Néophytes s'abstenir

Mais, au-delà des difficultés inhérentes au recours à un opérateur non agréé, notamment en cas de litige, et contrairement aux slogans mis en avant, le marché des changes est un marché plutôt difficile à aborder pour un néophyte. « Les marchés des changes nécessitent une lecture à la fois macro-économique et géopolitique. Ils supposent également une forte culture financière. Il est donc beaucoup plus hermétique que les actions pour un particulier », juge Olivier Gentier, responsable produits de Bourse à la Société Générale.

Ainsi, en fin de compte, rares sont les épargnants qui arrivent à engranger régulièrement des gains sur ces plates-formes. Et ce, malgré les efforts de pédagogie déployés par les opérateurs les plus sérieux. Ils proposent en effet de se familiariser avec ce marché au moyen de formations et d'outils comme l'analyse technique. « Les outils mis à la disposition des particuliers sont souvent identiques à ceux des professionnels, précise Olivier Dyer, associé consultant chez 99 Partners. Il faut donc savoir comment s'y prendre et avoir des convictions fortes sur l'évolution des devises. » Par conséquent, plusieurs heures par jour sont nécessaires pour vraiment tirer profit de ce marché.

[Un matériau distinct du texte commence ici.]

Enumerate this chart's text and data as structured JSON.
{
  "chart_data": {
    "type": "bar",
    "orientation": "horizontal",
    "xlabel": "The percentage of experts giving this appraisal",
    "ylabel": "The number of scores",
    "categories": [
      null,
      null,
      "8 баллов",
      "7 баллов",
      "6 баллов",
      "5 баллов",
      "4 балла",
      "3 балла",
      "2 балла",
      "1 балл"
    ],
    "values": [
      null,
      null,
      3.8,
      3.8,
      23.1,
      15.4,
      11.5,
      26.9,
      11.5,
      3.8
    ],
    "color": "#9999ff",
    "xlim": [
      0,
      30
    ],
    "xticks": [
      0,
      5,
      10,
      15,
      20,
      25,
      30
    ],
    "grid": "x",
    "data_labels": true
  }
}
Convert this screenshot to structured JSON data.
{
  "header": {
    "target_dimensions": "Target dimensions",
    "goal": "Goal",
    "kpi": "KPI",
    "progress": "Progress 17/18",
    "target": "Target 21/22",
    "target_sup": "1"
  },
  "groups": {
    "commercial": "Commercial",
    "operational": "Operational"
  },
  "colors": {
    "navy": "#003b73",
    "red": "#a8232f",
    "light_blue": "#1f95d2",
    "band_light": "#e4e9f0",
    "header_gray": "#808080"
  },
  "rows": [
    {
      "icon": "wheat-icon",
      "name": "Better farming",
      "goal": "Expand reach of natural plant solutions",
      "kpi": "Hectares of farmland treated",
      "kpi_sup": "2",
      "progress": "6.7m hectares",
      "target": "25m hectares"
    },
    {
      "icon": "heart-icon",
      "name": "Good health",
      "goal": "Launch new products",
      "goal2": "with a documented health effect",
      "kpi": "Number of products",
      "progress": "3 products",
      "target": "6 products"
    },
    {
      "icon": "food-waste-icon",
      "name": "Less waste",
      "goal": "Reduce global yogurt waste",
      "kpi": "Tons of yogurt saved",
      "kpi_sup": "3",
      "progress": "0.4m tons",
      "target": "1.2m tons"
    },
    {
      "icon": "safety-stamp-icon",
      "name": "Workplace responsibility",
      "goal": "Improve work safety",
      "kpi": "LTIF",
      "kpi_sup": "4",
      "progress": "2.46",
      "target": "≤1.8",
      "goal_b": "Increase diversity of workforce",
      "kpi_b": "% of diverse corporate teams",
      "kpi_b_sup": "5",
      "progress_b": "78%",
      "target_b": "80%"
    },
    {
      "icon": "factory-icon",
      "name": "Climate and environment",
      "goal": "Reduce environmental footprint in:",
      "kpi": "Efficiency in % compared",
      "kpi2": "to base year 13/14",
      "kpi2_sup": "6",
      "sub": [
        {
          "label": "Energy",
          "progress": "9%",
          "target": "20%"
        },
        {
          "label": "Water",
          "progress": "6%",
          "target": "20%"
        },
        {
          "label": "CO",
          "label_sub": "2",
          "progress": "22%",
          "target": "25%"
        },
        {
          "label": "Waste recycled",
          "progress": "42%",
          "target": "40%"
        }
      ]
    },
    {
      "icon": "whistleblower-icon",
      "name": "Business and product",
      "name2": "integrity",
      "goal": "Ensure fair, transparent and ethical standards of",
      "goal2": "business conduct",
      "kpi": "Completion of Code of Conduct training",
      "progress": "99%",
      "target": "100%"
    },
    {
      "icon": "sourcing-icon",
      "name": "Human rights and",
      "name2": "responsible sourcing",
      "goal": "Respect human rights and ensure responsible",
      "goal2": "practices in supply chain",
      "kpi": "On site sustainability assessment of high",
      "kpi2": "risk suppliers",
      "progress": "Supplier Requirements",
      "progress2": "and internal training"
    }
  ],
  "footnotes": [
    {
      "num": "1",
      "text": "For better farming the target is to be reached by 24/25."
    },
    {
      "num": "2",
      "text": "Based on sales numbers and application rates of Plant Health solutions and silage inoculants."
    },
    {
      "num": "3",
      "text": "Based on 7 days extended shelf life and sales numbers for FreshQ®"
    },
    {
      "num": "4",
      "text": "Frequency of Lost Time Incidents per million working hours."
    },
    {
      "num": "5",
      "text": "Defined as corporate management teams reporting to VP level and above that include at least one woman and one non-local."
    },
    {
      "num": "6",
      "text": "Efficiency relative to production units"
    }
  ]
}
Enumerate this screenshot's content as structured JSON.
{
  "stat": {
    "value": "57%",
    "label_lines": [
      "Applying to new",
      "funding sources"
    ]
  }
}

Pour les épargnants qui n'ont ni le temps ni les compétences pour aborder ce marché, mais sont convaincus par ce thème d'investissement, il existe heureusement d'autres instruments pour miser sur les devises. Ils vont des plus risqués (comme les warrants ou les turbos qui utilisent des effets de levier importants) aux plus classiques (comme les fonds flexibles qui investissent une partie de leur actif sur les devises).

4 façons d'investir sur les devises

1 - Les fonds actions non couverts contre le risque de change

Le plus simple pour un épargnant souhaitant jouer sur les devises est d'acheter des fonds actions ou des trackers actions investis sur des marchés étrangers, et qui ne sont pas couverts contre le risque de change. Beaucoup de fonds sur des actions américaines accessibles en France sont libellés en dollars ou, plus rarement, en yens, voire en livres sterling.
Mais, dans ce cas, outre le pari sur l'évolution des changes, le souscripteur doit également avoir conscience qu'il fait aussi un pari sur l'évolution du sous-jacent, à savoir celui d'un marché actions. Il faut donc que les deux actifs évoluent dans le même sens, ce qui n'est pas toujours évident. Dans le cas du marché américain par exemple, si l'on considère les évolutions récentes, les marchés sont plutôt orientés à la hausse, tandis que le dollar est baissier vis-à-vis de l'euro. Par conséquent, avoir acheté, pour un épargnant européen, des parts de fonds ou de trackers libellés en dollars conduit à s'exposer à une perte en capital, et cela, malgré la bonne tendance du marché.
A contrario, l'an dernier, l'appréciation de nombreuses devises émergentes s'est faite dans un contexte de marchés actions haussiers. Le marché brésilien, par exemple, a enregistré en 2010 une forte hausse, sa devise ayant tendance à s'apprécier à tel point que cela a fini par inquiéter les autorités brésiliennes soucieuses de leur compétitivité.
Investir dans de tels fonds permet donc de jouer l'effet devises, mais pas seulement.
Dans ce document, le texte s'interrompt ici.